Just recently in the news, they check Javascript files also with an older JS engine (based on IE) and run it with SYSTEM (root) account.
Like the famous GCC (I know they don't use GCC) signed/unsigned comparison warning? The one that causes Open Source software maintainers (who shall remain nameless) to mindlessly change signed integers into unsigned? (Because unsigned overflow is well defined in C and C++ so the compiler doesn't by default warn).
I agree with statements above that there is no excuse for shipping these bugs, or for violating "it ain't broke don't fix it" by changing signed to unsigned without good reason... but I do understand the instinct. Since I first encountered K&R v1, I wondered why the hell the authors made strlen return a signed integer.
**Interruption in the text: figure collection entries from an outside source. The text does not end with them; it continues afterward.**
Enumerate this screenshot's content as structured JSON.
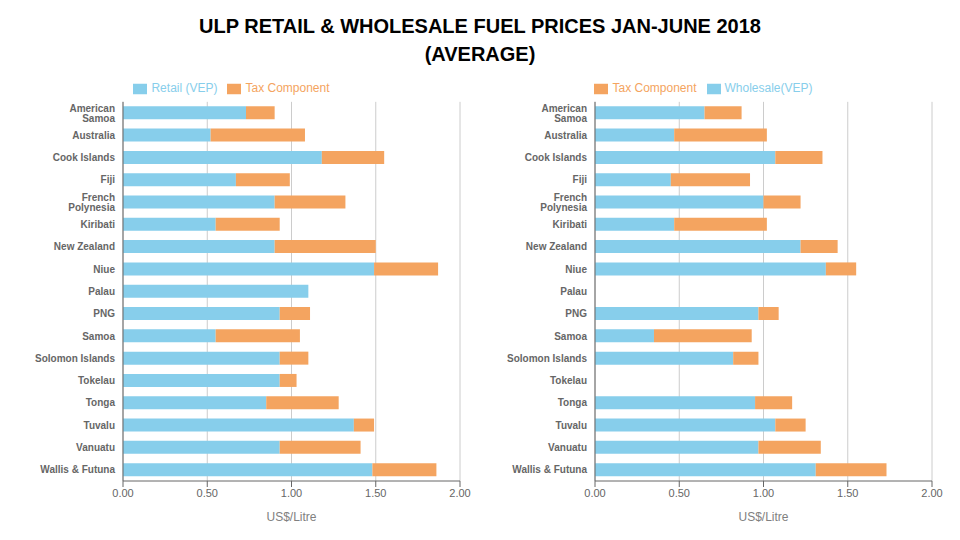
{
  "chart_data": [
    {
      "type": "bar",
      "title": "ULP RETAIL & WHOLESALE FUEL PRICES JAN-JUNE 2018",
      "subtitle": "(AVERAGE)",
      "orientation": "horizontal",
      "stacked": true,
      "grid": true,
      "legend": "top",
      "categories": [
        "Wallis & Futuna",
        "Vanuatu",
        "Tuvalu",
        "Tonga",
        "Tokelau",
        "Solomon Islands",
        "Samoa",
        "PNG",
        "Palau",
        "Niue",
        "New Zealand",
        "Kiribati",
        "French Polynesia",
        "Fiji",
        "Cook Islands",
        "Australia",
        "American Samoa"
      ],
      "series": [
        {
          "name": "Retail (VEP)",
          "color": "#87CEEB",
          "values": [
            1.48,
            0.93,
            1.37,
            0.85,
            0.93,
            0.93,
            0.55,
            0.93,
            1.1,
            1.49,
            0.9,
            0.55,
            0.9,
            0.67,
            1.18,
            0.52,
            0.73
          ]
        },
        {
          "name": "Tax Component",
          "color": "#F4A460",
          "values": [
            0.38,
            0.48,
            0.12,
            0.43,
            0.1,
            0.17,
            0.5,
            0.18,
            0.0,
            0.38,
            0.6,
            0.38,
            0.42,
            0.32,
            0.37,
            0.56,
            0.17
          ]
        }
      ],
      "xlabel": "US$/Litre",
      "xlim": [
        0,
        2.0
      ],
      "xticks": [
        {
          "value": 0,
          "label": "0.00"
        },
        {
          "value": 0.5,
          "label": "0.50"
        },
        {
          "value": 1.0,
          "label": "1.00"
        },
        {
          "value": 1.5,
          "label": "1.50"
        },
        {
          "value": 2.0,
          "label": "2.00"
        }
      ]
    },
    {
      "type": "bar",
      "orientation": "horizontal",
      "stacked": true,
      "grid": true,
      "legend": "top",
      "categories": [
        "Wallis & Futuna",
        "Vanuatu",
        "Tuvalu",
        "Tonga",
        "Tokelau",
        "Solomon Islands",
        "Samoa",
        "PNG",
        "Palau",
        "Niue",
        "New Zealand",
        "Kiribati",
        "French Polynesia",
        "Fiji",
        "Cook Islands",
        "Australia",
        "American Samoa"
      ],
      "series": [
        {
          "name": "Wholesale(VEP)",
          "color": "#87CEEB",
          "values": [
            1.31,
            0.97,
            1.07,
            0.95,
            0.0,
            0.82,
            0.35,
            0.97,
            0.0,
            1.37,
            1.22,
            0.47,
            1.0,
            0.45,
            1.07,
            0.47,
            0.65
          ]
        },
        {
          "name": "Tax Component",
          "color": "#F4A460",
          "values": [
            0.42,
            0.37,
            0.18,
            0.22,
            0.0,
            0.15,
            0.58,
            0.12,
            0.0,
            0.18,
            0.22,
            0.55,
            0.22,
            0.47,
            0.28,
            0.55,
            0.22
          ]
        }
      ],
      "xlabel": "US$/Litre",
      "xlim": [
        0,
        2.0
      ],
      "xticks": [
        {
          "value": 0,
          "label": "0.00"
        },
        {
          "value": 0.5,
          "label": "0.50"
        },
        {
          "value": 1.0,
          "label": "1.00"
        },
        {
          "value": 1.5,
          "label": "1.50"
        },
        {
          "value": 2.0,
          "label": "2.00"
        }
      ]
    }
  ]
}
I could only assume they were too lazy to type the (too-long) word "unsigned". Or was unsigned not in the first version of the language? - frankly I forget.
It just makes large parts of my brain hurt when an integer that can never represent a negative quantity (string or array length being the canonical examples) is declared signed. It's sad that "signed" is the default because I'd be so bold as to say that most of the integers I declare can never go negative.